I am no longer getting the duplicate key issue, but am getting a Additional information: Floating window aggregation and chunking is only supported on ordered indices. error.

Update #2 I needed to use sortByKey instead of sort.

Here is my F# code:

namespace Storck.Data
open System
open System.Collections.Generic
open Deedle

type EventType =
    | ClientConnected
    | ClientDisconnect

type Edge(id:string,streamId:string) = 
    member this.Id = id
    member this.StreamId = streamId
    member this.Edges =  new ResizeArray<Edge>() 

type StreamEvent(id:string,originStreamId:string,eventType:EventType,ocurredAt:DateTime) = 
    member this.Id = id
    member this.Origin = originStreamId
    member this.EventType = eventType
    member this.OccuredAt = ocurredAt
    override this.Equals(o) =
        match o with
        | :? StreamEvent as sc -> this.Id = sc.Id
        | _ -> false
    override this.GetHashCode() =
        id.GetHashCode()
    interface System.IComparable with
        member this.CompareTo(o) =
            match o with
            | :? StreamEvent as sc -> compare this.Id sc.Id
            | _ -> -1

type Client(id:string) = 
    member this.Id=id
type Key = 
  | Key of DateTime * string
  static member (-) (Key(a, _), Key(b, _)) = a - b
  override x.ToString() = let (Key(d, s)) = x in d.ToString() + ", " + s

  type Stream(id:string, origin:string) = 
    let mutable clients = new   ResizeArray<Client>()
    let mutable events = new ResizeArray<StreamEvent>()

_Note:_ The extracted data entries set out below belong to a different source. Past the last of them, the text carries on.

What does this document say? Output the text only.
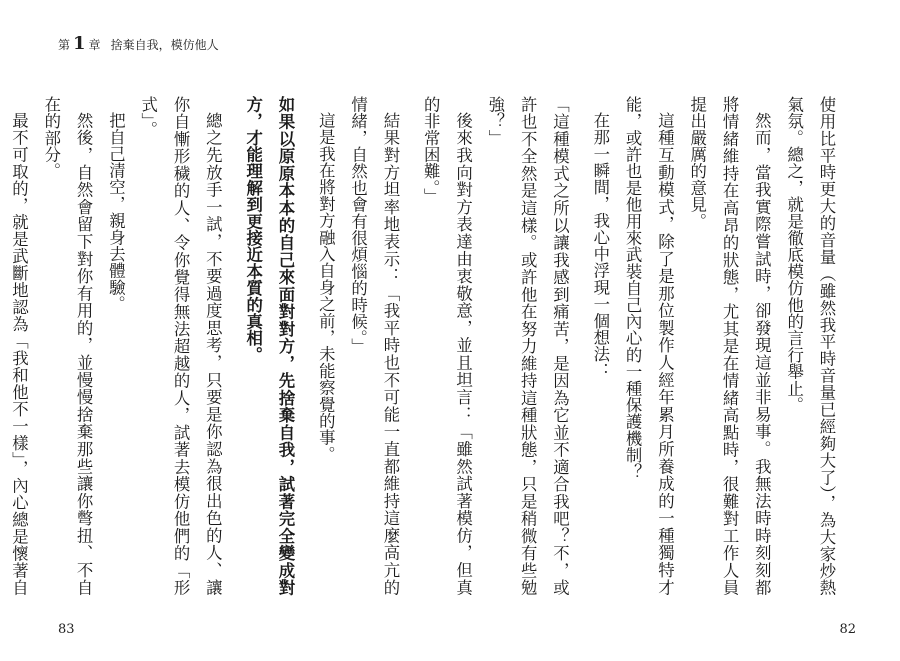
第 1 章 捨棄自我，模仿他人

使用比平時更大的音量（雖然我平時音量已經夠大了），為大家炒熱氣氛。總之，就是徹底模仿他的言行舉止。

然而，當我實際嘗試時，卻發現這並非易事。我無法時時刻刻都將情緒維持在高昂的狀態，尤其是在情緒高點時，很難對工作人員提出嚴厲的意見。

這種互動模式，除了是那位製作人經年累月所養成的一種獨特才能，或許也是他用來武裝自己內心的一種保護機制？

在那一瞬間，我心中浮現一個想法：

「這種模式之所以讓我感到痛苦，是因為它並不適合我吧？不，或許也不全然是這樣。或許他在努力維持這種狀態，只是稍微有些勉強？」

後來我向對方表達由衷敬意，並且坦言：「雖然試著模仿，但真的非常困難。」

結果對方坦率地表示：「我平時也不可能一直都維持這麼高亢的情緒，自然也會有很煩惱的時候。」

這是我在將對方融入自身之前，未能察覺的事。

如果以原原本本的自己來面對對方，先捨棄自我，試著完全變成對方，才能理解到更接近本質的真相。

總之先放手一試，不要過度思考，只要是你認為很出色的人、讓你自慚形穢的人、令你覺得無法超越的人，試著去模仿他們的「形式」。

把自己清空，親身去體驗。

然後，自然會留下對你有用的，並慢慢捨棄那些讓你彆扭、不自在的部分。

最不可取的，就是武斷地認為「我和他不一樣」，內心總是懷著自

83	82
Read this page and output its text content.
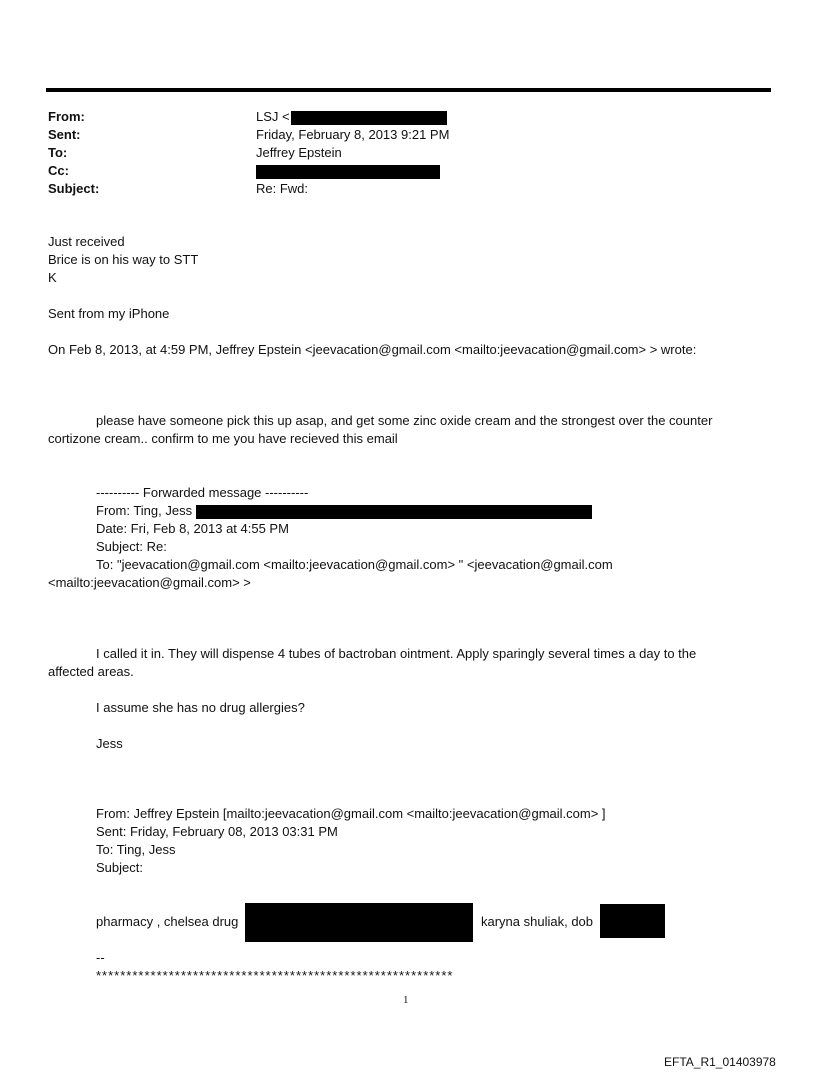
From:	LSJ <
Sent:	Friday, February 8, 2013 9:21 PM
To:	Jeffrey Epstein
Cc:
Subject:	Re: Fwd:
Just received
Brice is on his way to STT
K
Sent from my iPhone
On Feb 8, 2013, at 4:59 PM, Jeffrey Epstein <jeevacation@gmail.com <mailto:jeevacation@gmail.com> > wrote:
please have someone pick this up asap, and get some zinc oxide cream and the strongest over the counter
cortizone cream.. confirm to me you have recieved this email
---------- Forwarded message ----------
From: Ting, Jess
Date: Fri, Feb 8, 2013 at 4:55 PM
Subject: Re:
To: "jeevacation@gmail.com <mailto:jeevacation@gmail.com> " <jeevacation@gmail.com
<mailto:jeevacation@gmail.com> >
I called it in. They will dispense 4 tubes of bactroban ointment. Apply sparingly several times a day to the
affected areas.
I assume she has no drug allergies?
Jess
From: Jeffrey Epstein [mailto:jeevacation@gmail.com <mailto:jeevacation@gmail.com> ]
Sent: Friday, February 08, 2013 03:31 PM
To: Ting, Jess
Subject:
pharmacy , chelsea drug	karyna shuliak, dob
--
***********************************************************
1
EFTA_R1_01403978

    member this.Events =  clients.AsReadOnly()
    member this.Clients = clients.AsReadOnly()
    member this.Id = id
    member this.Origin = origin
    member this.Edges =  new ResizeArray<Edge>() 
    member this.ProcessEvent(client:Client,event:StreamEvent)  =  
        match event.EventType with
            |EventType.ClientConnected -> 
                events.Add(event)
                clients.Add(client)
                true
            |EventType.ClientDisconnect -> 
                events.Add(event)
                let clientToRemove = clients |> Seq.find(fun(f)-> f.Id = client.Id)
                clients.Remove(clientToRemove)
    member this.GetSeries() =       
        let ts = series [ for e in events -> Key(e.OccuredAt, e.Id) => e ]
        ts |> Series.sortByKey |> Series.windowDist (TimeSpan(0, 0, 0,30))
1

There are 1 answers

13
Tomas Petricek On BEST ANSWER

One of the design decisions we made in Deedle is that a series can be treated as a continuous series (rather than a sequence of events) and so Deedle does not allow duplicate keys (which make sense for events but not for time series).

I wish there was a nicer support for things like your scenario - it is something we are thinking about for the next version, but I'm not sure how to best do this.

As Fyodor suggests in the comments, you can use unique index that consists of the date together with something (either source or just an ordinal index).

If you define the - operator on your key, then you can even use the windowDist function:

type StreamEvent = { OccuredAt : DateTime; Source : string; Value : int }

/// A key combines date with the source and defines the 
/// (-) operator which subtracts the dates returning TimeSpan
type Key = 
  | Key of DateTime * string
  static member (-) (Key(a, _), Key(b, _)) = a - b
  override x.ToString() = let (Key(d, s)) = x in d.ToString() + ", " + s

Now we can create a bunch of sample events:

let events = 
  [ { OccuredAt = DateTime(2015,1,1,12,0,0); Source = "one"; Value = 1 }
    { OccuredAt = DateTime(2015,1,1,12,0,0); Source = "two"; Value = 2 }
    { OccuredAt = DateTime(2015,1,1,13,0,0); Source = "one"; Value = 3 } ]

Here, I'll use built-in series function with the Deedle => operator to create series that maps the keys to values:

let ts = series [ for e in events -> Key(e.OccuredAt, e.Source) => e ]

And we can even use the windowDist function because the key type supports -!

ts |> Series.windowDist (TimeSpan(0, 0, 0,30))